Bruce Randall Donald
Associate Professor
brd@cs.cornell.edu

Progress in Robotics Research

My interests include robotics, microelectromechanical systems, geometric algorithms, and artificial intelligence. Robotics is the science that seeks to forge an intelligent, computational connection between perception and action. Working with graduate student Jim Jennings, research associate Daniela Rus, graduate student Russell Brown, and lab alumnus Jonathan Rees (now at MIT), we developed a team of autonomous mobile robots that can perform sophisticated distributed manipulation tasks (such as moving furniture). The robots run robust SPMD protocols that are completely asynchronous and require no communication. With grad student Karl Böhringer and EE Professor Noel MacDonald, we are building a massively parallel array of microactuators in the Cornell National Nanofabrication Laboratory.
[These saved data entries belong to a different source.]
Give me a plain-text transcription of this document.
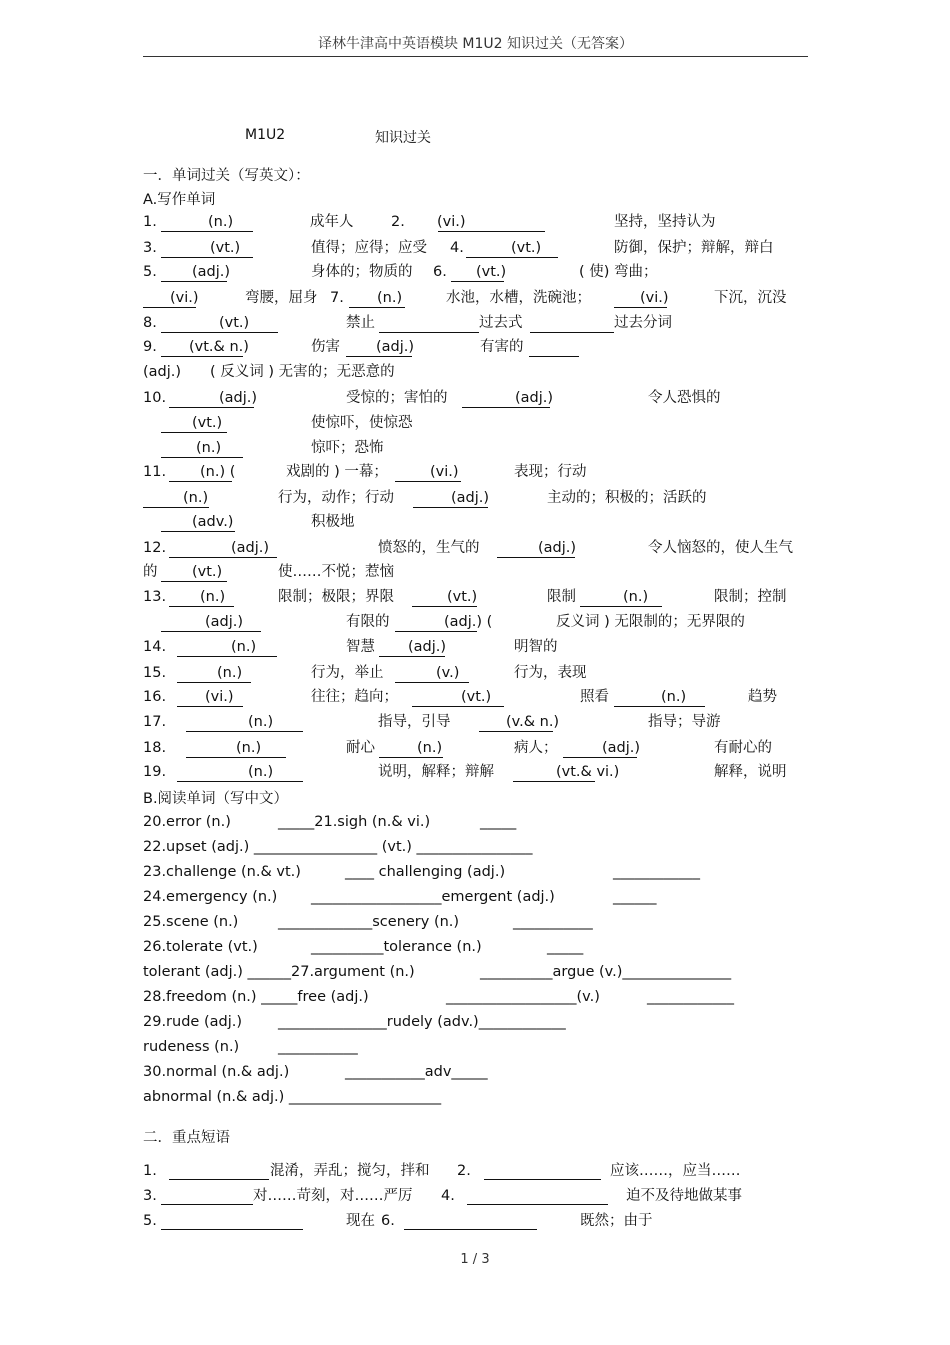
译林牛津高中英语模块 M1U2 知识过关（无答案）
M1U2	知识过关
一．单词过关（写英文）：
A.写作单词
1.	(n.)	成年人	2. (vi.)	坚持，坚持认为
3.	(vt.)	值得；应得；应受 4.	(vt.)	防御，保护；辩解，辩白
5. (adj.)	身体的；物质的 6. (vt.)	( 使) 弯曲；
(vi.)	弯腰，屈身 7. (n.)	水池，水槽，洗碗池；	(vi.)	下沉，沉没
8.	(vt.)	禁止	过去式	过去分词
9. (vt.& n.)	伤害 (adj.)	有害的
(adj.) ( 反义词 ) 无害的；无恶意的
10.	(adj.)	受惊的；害怕的	(adj.)	令人恐惧的
(vt.)	使惊吓，使惊恐
(n.)	惊吓；恐怖
11. (n.) (	戏剧的 ) 一幕；	(vi.)	表现；行动
(n.)	行为，动作；行动	(adj.)	主动的；积极的；活跃的
(adv.)	积极地
12.	(adj.)	愤怒的，生气的	(adj.)	令人恼怒的，使人生气
的 (vt.)	使……不悦；惹恼
13. (n.)	限制；极限；界限	(vt.)	限制	(n.)	限制；控制
(adj.)	有限的	(adj.) (	反义词 ) 无限制的；无界限的
14.	(n.)	智慧 (adj.)	明智的
15.	(n.)	行为，举止	(v.)	行为，表现
16.	(vi.)	往往；趋向；	(vt.)	照看	(n.)	趋势
17.	(n.)	指导，引导	(v.& n.)	指导；导游
18.	(n.)	耐心	(n.)	病人；	(adj.)	有耐心的
19.	(n.)	说明，解释；辩解	(vt.& vi.)	解释，说明
B.阅读单词（写中文）
20.error (n.)	_____21.sigh (n.& vi.)	_____
22.upset (adj.) _________________ (vt.) ________________
23.challenge (n.& vt.)	____ challenging (adj.)	____________
24.emergency (n.) __________________emergent (adj.)	______
25.scene (n.)	_____________scenery (n.)	___________
26.tolerate (vt.)	__________tolerance (n.)	_____
tolerant (adj.) ______27.argument (n.)	__________argue (v.)_______________
28.freedom (n.) _____free (adj.)	__________________(v.)	____________
29.rude (adj.) _______________rudely (adv.)____________
rudeness (n.)	___________
30.normal (n.& adj.)	___________adv_____
abnormal (n.& adj.) _____________________
二．重点短语
1.	混淆，弄乱；搅匀，拌和 2.	应该……，应当……
3.	对……苛刻，对……严厉 4.	迫不及待地做某事
5.	现在 6.	既然；由于
1 / 3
The array is a SCREAM chip containing over 11,000 actuators in 1 square centemeter, and can orient small parts without sensory feedback. Our microfabricated actuator arrays could be used to construct programmable parts-feeders (at any scale), or to build self-propelled IC's (walking VLSI chips.) Graduate student Amy Briggs worked with Dan Huttenlocher's vision group to develop a sensor planning and surveillance system for a team of mobile robots. The robots use on-board vision to detect and intercept targets in the lab.